Like many of the modern Rolex sports watches, the Rolex Explorer II comes with the modern Oyster bracelet fully brushed (just like the Submariner), and it is just plain comfortable and screams high quality. The Rolex bracelets are, just like any genuinely well engineered bracelet, adjustable with screws where one can remove full links or half links. Also, the bracelet tapers from 21mm at the lugs to 17mm at the oyster clasp, thereby resulting in a highly wearable 42mm watch. The clasp includes the protective Rolex Oyster lock, but unlike the Submariner, there are no quick adjustments except for the 5mm oyster link which I mentioned makes it easy to extend or reduce the bracelet by 5mm during the day as your wrist expands and contracts.
The Rolex Explorer II comes fitted with the Rolex 3187 caliber which I found to be super accurate (as it is COSC chronometer certified, like all Rolex calibers) and easy to use. It also contains Rolex’s Paraflex system which helps improve the watch’s resistance to shocks, as well as the brand’s Parachrom anti-magnetic hairspring so as to render the movement more resistant to magnetic fields. The quick hour adjust works like a charm, and the date can be advanced forward using this feature. The large orange GMT hand is easily visible and points brilliantly to the black 24-hour markers on the bezel.
The Rolex “Mercedes” hour hand (originally designed to appear totally different to the minute hand for easy legibility) and the minutes hand are larger, bolder than their counterparts on the Submariner or GMT Master II. Also, here they are outlined in black paint and filled with blue Chromalight, whereas on other Rolex models, they tend to be done in 18k white gold. The look is pretty unique to the Rolex Explorer II in Rolex’s line up and has acquired the moniker of “maxi-hands” from collectors. The rest of the dial is in the iconic white “polar” color with cardinal markers and hour markers (round), also with a black painted outline, completing the unique – and uniquely legible – maxi-dial.
While clearly remaining a Rolex with the classic oyster case, the cyclops on the crystal, and the famous Rolex dial, this model is less common than the Submariner and GMT Master II, easily making it the more interesting Rolex if you want a solid sports watch from the famous brand – and hence it is one that you will more rarely see anyone else wearing during the day. As a matter of fact, during my entire time traveling to China, I only spotted one other person wearing a Rolex Explorer II (black dial), though I spotted countless other Rolex sports watches.

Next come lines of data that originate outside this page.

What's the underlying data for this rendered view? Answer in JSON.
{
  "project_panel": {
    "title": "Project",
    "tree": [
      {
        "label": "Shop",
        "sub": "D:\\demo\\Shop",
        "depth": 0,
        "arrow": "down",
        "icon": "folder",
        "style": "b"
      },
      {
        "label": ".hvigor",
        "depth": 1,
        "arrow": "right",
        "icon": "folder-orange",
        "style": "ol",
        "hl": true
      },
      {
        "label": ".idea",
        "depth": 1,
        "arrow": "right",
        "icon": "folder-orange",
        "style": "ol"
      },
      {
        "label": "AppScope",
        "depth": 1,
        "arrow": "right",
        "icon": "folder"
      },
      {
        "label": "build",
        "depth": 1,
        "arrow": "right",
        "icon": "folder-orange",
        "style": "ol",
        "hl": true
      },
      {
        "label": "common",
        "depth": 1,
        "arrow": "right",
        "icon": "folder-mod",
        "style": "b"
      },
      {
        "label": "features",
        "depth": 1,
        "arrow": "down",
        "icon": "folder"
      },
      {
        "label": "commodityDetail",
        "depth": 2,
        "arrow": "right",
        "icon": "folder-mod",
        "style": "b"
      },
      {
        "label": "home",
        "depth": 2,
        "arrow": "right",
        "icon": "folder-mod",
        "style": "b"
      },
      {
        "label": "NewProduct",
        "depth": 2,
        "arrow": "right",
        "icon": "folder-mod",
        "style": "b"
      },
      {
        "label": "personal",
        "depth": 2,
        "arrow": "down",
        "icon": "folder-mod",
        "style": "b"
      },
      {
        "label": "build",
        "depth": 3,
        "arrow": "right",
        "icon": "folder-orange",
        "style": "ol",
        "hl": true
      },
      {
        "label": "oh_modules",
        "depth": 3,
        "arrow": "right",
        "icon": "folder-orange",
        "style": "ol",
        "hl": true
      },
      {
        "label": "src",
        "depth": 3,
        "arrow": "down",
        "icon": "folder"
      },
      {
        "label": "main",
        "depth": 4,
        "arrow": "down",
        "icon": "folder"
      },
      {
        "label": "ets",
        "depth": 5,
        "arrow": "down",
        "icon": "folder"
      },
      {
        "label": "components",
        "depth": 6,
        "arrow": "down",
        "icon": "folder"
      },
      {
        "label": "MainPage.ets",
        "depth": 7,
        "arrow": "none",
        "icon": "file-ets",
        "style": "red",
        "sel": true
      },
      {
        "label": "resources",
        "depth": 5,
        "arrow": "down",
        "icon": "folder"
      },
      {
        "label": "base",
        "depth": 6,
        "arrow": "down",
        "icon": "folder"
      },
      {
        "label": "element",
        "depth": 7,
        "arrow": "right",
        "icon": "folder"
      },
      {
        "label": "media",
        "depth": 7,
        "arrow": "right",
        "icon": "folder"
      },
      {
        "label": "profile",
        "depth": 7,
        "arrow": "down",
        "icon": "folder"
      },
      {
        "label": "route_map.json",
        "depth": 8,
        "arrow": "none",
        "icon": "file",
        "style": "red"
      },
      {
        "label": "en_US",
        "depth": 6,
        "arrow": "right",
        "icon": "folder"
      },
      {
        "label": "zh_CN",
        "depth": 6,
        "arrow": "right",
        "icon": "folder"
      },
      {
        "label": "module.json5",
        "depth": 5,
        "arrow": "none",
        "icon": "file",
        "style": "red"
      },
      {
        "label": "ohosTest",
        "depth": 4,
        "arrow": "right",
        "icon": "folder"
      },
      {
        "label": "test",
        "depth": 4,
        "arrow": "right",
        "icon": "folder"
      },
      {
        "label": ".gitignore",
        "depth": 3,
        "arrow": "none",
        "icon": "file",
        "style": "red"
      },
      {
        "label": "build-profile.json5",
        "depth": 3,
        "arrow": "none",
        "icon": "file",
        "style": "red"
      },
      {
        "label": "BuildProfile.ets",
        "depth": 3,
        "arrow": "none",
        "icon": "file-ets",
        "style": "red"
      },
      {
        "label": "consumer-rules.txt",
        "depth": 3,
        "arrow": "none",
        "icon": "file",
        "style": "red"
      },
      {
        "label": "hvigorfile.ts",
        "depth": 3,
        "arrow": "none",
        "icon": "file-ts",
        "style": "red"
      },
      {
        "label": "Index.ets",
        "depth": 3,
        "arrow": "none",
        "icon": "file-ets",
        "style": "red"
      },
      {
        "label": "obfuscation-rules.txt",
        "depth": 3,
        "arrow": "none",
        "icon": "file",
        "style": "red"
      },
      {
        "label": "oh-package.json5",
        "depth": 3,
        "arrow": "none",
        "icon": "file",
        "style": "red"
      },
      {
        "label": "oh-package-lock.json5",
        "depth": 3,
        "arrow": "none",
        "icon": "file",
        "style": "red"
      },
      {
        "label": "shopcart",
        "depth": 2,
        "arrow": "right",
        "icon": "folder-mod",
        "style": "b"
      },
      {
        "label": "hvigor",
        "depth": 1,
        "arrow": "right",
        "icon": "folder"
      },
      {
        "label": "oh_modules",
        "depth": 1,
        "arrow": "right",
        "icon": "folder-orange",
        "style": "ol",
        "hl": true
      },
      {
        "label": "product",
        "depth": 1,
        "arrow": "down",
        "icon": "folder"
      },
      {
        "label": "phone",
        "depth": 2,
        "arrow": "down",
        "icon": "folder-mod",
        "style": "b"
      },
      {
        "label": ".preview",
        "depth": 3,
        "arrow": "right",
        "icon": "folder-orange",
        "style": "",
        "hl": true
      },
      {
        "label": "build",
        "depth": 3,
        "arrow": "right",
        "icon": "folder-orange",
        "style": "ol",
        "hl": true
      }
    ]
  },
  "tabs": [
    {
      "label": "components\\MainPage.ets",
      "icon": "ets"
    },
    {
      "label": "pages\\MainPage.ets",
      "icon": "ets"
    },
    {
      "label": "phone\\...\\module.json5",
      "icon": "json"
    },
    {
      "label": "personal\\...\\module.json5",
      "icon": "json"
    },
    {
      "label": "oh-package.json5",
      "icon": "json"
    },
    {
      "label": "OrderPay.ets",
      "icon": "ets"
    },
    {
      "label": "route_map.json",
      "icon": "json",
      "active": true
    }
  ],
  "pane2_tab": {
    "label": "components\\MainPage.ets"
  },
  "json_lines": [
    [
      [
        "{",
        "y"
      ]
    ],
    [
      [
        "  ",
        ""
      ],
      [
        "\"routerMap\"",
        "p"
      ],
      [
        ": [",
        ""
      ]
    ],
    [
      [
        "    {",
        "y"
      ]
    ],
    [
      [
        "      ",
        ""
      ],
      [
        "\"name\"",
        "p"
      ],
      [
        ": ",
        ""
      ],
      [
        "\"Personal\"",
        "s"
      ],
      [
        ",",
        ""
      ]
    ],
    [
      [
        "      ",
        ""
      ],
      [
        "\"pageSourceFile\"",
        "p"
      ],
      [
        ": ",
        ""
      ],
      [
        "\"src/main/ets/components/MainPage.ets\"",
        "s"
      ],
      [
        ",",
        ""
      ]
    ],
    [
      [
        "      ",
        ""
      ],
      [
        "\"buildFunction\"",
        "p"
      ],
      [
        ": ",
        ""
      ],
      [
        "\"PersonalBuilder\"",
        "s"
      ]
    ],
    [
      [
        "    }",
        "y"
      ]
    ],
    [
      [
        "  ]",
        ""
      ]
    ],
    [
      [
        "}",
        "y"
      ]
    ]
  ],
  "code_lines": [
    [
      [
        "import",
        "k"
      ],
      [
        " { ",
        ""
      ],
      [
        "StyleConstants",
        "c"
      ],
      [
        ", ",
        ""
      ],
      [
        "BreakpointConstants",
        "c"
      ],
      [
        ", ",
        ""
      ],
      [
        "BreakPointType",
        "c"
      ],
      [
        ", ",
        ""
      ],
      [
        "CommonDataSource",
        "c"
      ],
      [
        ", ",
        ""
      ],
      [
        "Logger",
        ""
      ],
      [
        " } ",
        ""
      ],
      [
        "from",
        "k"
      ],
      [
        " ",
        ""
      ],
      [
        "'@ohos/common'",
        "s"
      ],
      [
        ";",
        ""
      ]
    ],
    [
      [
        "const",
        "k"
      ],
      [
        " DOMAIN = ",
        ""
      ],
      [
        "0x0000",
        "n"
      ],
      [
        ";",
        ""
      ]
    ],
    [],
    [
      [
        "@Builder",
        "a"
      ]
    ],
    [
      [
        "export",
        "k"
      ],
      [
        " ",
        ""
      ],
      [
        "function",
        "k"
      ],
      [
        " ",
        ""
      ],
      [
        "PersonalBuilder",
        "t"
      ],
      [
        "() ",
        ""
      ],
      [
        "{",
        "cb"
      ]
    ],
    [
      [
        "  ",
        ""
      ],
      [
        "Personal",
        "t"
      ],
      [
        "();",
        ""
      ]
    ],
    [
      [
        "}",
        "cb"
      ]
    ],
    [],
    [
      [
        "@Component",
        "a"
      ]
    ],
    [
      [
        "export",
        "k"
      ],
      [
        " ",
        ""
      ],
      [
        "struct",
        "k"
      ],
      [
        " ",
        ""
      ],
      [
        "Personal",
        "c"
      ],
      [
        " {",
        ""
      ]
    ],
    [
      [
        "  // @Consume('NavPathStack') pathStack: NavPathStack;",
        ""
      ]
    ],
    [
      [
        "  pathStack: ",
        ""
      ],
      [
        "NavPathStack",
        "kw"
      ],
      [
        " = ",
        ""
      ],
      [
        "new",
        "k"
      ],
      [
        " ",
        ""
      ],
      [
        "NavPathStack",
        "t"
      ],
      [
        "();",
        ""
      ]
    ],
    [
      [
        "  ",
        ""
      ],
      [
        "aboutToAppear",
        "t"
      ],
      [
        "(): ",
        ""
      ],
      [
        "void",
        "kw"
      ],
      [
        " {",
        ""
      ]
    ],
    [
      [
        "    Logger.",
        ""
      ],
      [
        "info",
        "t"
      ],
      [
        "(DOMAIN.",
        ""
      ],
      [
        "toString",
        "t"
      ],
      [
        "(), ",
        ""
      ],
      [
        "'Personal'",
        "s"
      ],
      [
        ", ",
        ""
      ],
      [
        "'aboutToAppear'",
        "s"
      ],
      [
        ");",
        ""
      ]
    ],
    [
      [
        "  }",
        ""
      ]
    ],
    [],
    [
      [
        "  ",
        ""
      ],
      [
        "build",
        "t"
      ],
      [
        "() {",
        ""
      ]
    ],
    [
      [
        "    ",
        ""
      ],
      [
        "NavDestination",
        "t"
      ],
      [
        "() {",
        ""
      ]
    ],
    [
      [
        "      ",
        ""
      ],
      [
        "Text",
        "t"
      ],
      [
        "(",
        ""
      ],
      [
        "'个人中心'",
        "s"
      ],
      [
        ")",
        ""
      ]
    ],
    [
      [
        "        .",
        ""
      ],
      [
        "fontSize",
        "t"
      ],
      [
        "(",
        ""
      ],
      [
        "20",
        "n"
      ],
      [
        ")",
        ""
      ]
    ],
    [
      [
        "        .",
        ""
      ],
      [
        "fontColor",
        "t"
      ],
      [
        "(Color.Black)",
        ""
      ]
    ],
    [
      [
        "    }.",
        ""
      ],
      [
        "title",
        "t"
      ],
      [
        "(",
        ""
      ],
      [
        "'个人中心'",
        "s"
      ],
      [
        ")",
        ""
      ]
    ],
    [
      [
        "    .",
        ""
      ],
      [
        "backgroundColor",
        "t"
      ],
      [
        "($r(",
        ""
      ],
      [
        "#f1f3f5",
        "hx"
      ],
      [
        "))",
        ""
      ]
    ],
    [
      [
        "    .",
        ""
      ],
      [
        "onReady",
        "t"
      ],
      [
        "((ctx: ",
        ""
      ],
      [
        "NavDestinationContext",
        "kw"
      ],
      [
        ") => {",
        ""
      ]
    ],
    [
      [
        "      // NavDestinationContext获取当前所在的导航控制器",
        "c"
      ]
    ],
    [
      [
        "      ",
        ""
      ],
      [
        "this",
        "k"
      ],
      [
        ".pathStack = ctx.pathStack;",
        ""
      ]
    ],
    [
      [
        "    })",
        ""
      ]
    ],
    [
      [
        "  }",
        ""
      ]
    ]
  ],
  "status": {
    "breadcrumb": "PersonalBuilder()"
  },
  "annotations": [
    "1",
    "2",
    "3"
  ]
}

So while the Rolex Explorer II 216570 is not necessarily my absolute favorite Rolex stainless steel sports watch, its imposing size, easy wearability, and lack of popularity make it one that I often go to when I need a modern multi-purpose watch that I can wear for business, casual, or for sporty occasions – and yet that is not a common one. For this exact reason, the Rolex Explorer II was a great companion for my travels, exploring the great land of China and earned a special place in my permanent collection. Price for the Rolex Explorer II 216570 is $8,100. rolex.com
>Model: Explorer II reference 216570
>Size: 42mm wide (45mm with crown) and 12.5mm high and 49mm lug to lug
>Weight: 150g with a few links removed to fit my 6.25-inch wrist
>Would reviewer personally wear it: Yes
>Friend we’d recommend it to first: Anyone who is looking to buy his first Rolex but hates the fact that the brand is so popular and commonly seen.
>Worst characteristic of watch: There is really not much wrong with this watch. If I had to nit pick, I’d say that the maxi-hands can appear to be too large, however, it grew on me quickly and is now one of my favorite characteristics of the watch.
>Best characteristic of watch: The dial: iconic, legible, and visible from far.